At that very moment there were a number of things I could have complained about aside from the fact that Mike was strapped down to a bed severely injured in a coma. I hadn’t gotten any sleep. I really needed a cigarette. My hair was greasy and glued to my head. They put too much dressing on my salad. Some dude kept sending me texts asking me out and after I ignored him, sending me texts that said it was rude to do so. The nurses at the table next to me were talking about TV shows obnoxiously loud. I had a headache.

It all really doesn’t matter unless you let it.

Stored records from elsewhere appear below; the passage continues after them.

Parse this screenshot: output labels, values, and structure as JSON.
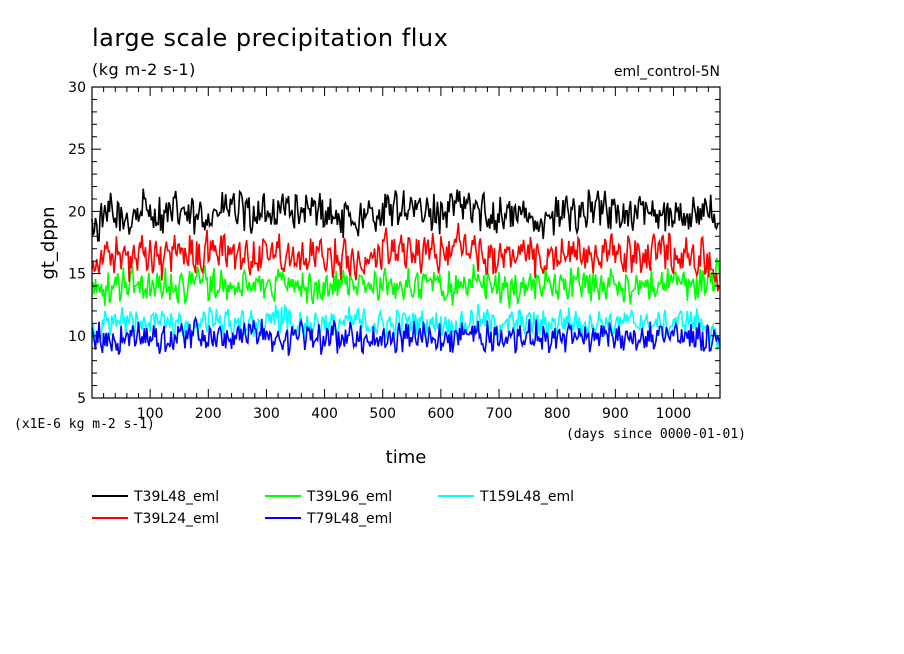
{
  "chart_data": {
    "type": "line",
    "title": "large scale precipitation flux",
    "subtitle": "(kg m-2 s-1)",
    "annotation_right": "eml_control-5N",
    "xlabel": "time",
    "ylabel": "gt_dppn",
    "x_unit_note": "(days since 0000-01-01)",
    "y_unit_note": "(x1E-6 kg m-2 s-1)",
    "xlim": [
      0,
      1080
    ],
    "ylim": [
      5,
      30
    ],
    "x_ticks": [
      100,
      200,
      300,
      400,
      500,
      600,
      700,
      800,
      900,
      1000
    ],
    "y_ticks": [
      5,
      10,
      15,
      20,
      25,
      30
    ],
    "x_tick_labels": [
      "100",
      "200",
      "300",
      "400",
      "500",
      "600",
      "700",
      "800",
      "900",
      "1000"
    ],
    "y_tick_labels": [
      "5",
      "10",
      "15",
      "20",
      "25",
      "30"
    ],
    "grid": false,
    "legend_position": "bottom",
    "series": [
      {
        "name": "T39L48_eml",
        "color": "#000000",
        "x": [
          0,
          30,
          60,
          90,
          120,
          150,
          180,
          210,
          240,
          270,
          300,
          330,
          360,
          390,
          420,
          450,
          480,
          510,
          540,
          570,
          600,
          630,
          660,
          690,
          720,
          750,
          780,
          810,
          840,
          870,
          900,
          930,
          960,
          990,
          1020,
          1050,
          1080
        ],
        "values": [
          18.5,
          19.8,
          19.2,
          20.3,
          19.5,
          20.1,
          19.3,
          19.9,
          20.4,
          19.6,
          19.8,
          20.5,
          19.7,
          20.2,
          19.4,
          19.3,
          19.6,
          20.1,
          20.4,
          19.8,
          19.9,
          20.6,
          20.1,
          19.7,
          19.8,
          19.6,
          19.2,
          19.9,
          20.0,
          20.3,
          19.8,
          19.7,
          20.2,
          19.9,
          19.5,
          20.2,
          19.0
        ]
      },
      {
        "name": "T39L24_eml",
        "color": "#ff0000",
        "x": [
          0,
          30,
          60,
          90,
          120,
          150,
          180,
          210,
          240,
          270,
          300,
          330,
          360,
          390,
          420,
          450,
          480,
          510,
          540,
          570,
          600,
          630,
          660,
          690,
          720,
          750,
          780,
          810,
          840,
          870,
          900,
          930,
          960,
          990,
          1020,
          1050,
          1080
        ],
        "values": [
          15.8,
          16.8,
          15.9,
          16.4,
          16.2,
          16.9,
          16.3,
          17.1,
          16.7,
          16.2,
          17.0,
          16.6,
          16.5,
          16.4,
          16.3,
          16.2,
          16.0,
          17.3,
          16.9,
          16.7,
          16.5,
          17.4,
          16.8,
          16.3,
          16.6,
          16.7,
          16.1,
          16.8,
          16.5,
          16.6,
          16.6,
          16.3,
          16.7,
          17.0,
          16.2,
          16.5,
          14.0
        ]
      },
      {
        "name": "T39L96_eml",
        "color": "#00ff00",
        "x": [
          0,
          30,
          60,
          90,
          120,
          150,
          180,
          210,
          240,
          270,
          300,
          330,
          360,
          390,
          420,
          450,
          480,
          510,
          540,
          570,
          600,
          630,
          660,
          690,
          720,
          750,
          780,
          810,
          840,
          870,
          900,
          930,
          960,
          990,
          1020,
          1050,
          1080
        ],
        "values": [
          14.0,
          13.6,
          14.3,
          13.9,
          14.2,
          13.8,
          14.6,
          14.1,
          13.7,
          14.3,
          14.0,
          14.5,
          13.9,
          13.6,
          14.1,
          14.4,
          13.8,
          14.2,
          13.9,
          14.3,
          14.0,
          13.8,
          14.5,
          14.1,
          13.6,
          14.2,
          14.3,
          13.9,
          14.4,
          14.0,
          14.1,
          13.8,
          14.2,
          14.5,
          13.9,
          14.3,
          15.0
        ]
      },
      {
        "name": "T79L48_eml",
        "color": "#0000ff",
        "x": [
          0,
          30,
          60,
          90,
          120,
          150,
          180,
          210,
          240,
          270,
          300,
          330,
          360,
          390,
          420,
          450,
          480,
          510,
          540,
          570,
          600,
          630,
          660,
          690,
          720,
          750,
          780,
          810,
          840,
          870,
          900,
          930,
          960,
          990,
          1020,
          1050,
          1080
        ],
        "values": [
          10.0,
          9.5,
          9.8,
          10.2,
          9.6,
          10.0,
          10.3,
          9.7,
          9.9,
          10.4,
          10.1,
          9.6,
          10.0,
          9.8,
          9.9,
          10.2,
          9.7,
          9.5,
          10.1,
          9.9,
          9.6,
          10.0,
          10.2,
          9.8,
          9.7,
          10.0,
          9.9,
          10.1,
          9.6,
          9.8,
          10.0,
          9.7,
          9.8,
          10.4,
          9.9,
          9.8,
          9.2
        ]
      },
      {
        "name": "T159L48_eml",
        "color": "#00ffff",
        "x": [
          0,
          30,
          60,
          90,
          120,
          150,
          180,
          210,
          240,
          270,
          300,
          330,
          360,
          390,
          420,
          450,
          480,
          510,
          540,
          570,
          600,
          630,
          660,
          690,
          720,
          750,
          780,
          810,
          840,
          870,
          900,
          930,
          960,
          990,
          1020,
          1050,
          1080
        ],
        "values": [
          10.5,
          10.9,
          11.2,
          10.8,
          11.3,
          10.9,
          10.7,
          11.4,
          11.0,
          10.8,
          11.2,
          11.5,
          10.9,
          11.1,
          10.7,
          11.3,
          11.0,
          10.8,
          11.2,
          10.9,
          11.1,
          10.6,
          11.4,
          11.0,
          10.9,
          11.2,
          10.8,
          11.3,
          11.0,
          11.1,
          10.9,
          11.2,
          11.0,
          10.8,
          11.3,
          11.1,
          9.0
        ]
      }
    ]
  }
}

I watched Mike’s mom make her way passed the register for the deli and there was a young nurse trying to explain to the clerk that she would come back and pay the rest of the money. She was short $1.35. She swore she had it. Mike’s mom turned around while digging through her wallet and handed the clerk two dollars. She smiled big and cheerfully and said “enjoy your lunch!” to the young nurse.

And that was it. I vowed right then and there that I would do the right thing- no matter- and I would always do it in the kindest manner possible. To say that I wasn’t already headed down this road would be a lie, because I had been. I tried to surround myself only with people that I thought were good hearted, and unfortunately this caused me to lose a couple friends. I tried to volunteer some time at least once a week, but sometimes I just couldn’t. I tried to do right by others, but I’m not (always) perfect.

There were a couple situations in my life that I had to rectify. Mike was one of them. My mother was another. I was going to try even harder to not let petty and superficial things bother me. (Although, I was still going shoe shopping…) No more complaining about stupid shit. No more letting angry people affect my life. No more of anything that wasn’t well, just good.

I pulled out a pen and began writing on a napkin: It all really doesn’t matter… unless it’s about kindness. 

I gathered my belongings, leaving the napkin on the table, and made my way back to Mike’s room, praying to no one in particular, to help me fix my shitty situations without anyone getting hurt.

The young nurse, who was short $1.35, sat eating her sandwich, grinning the whole time.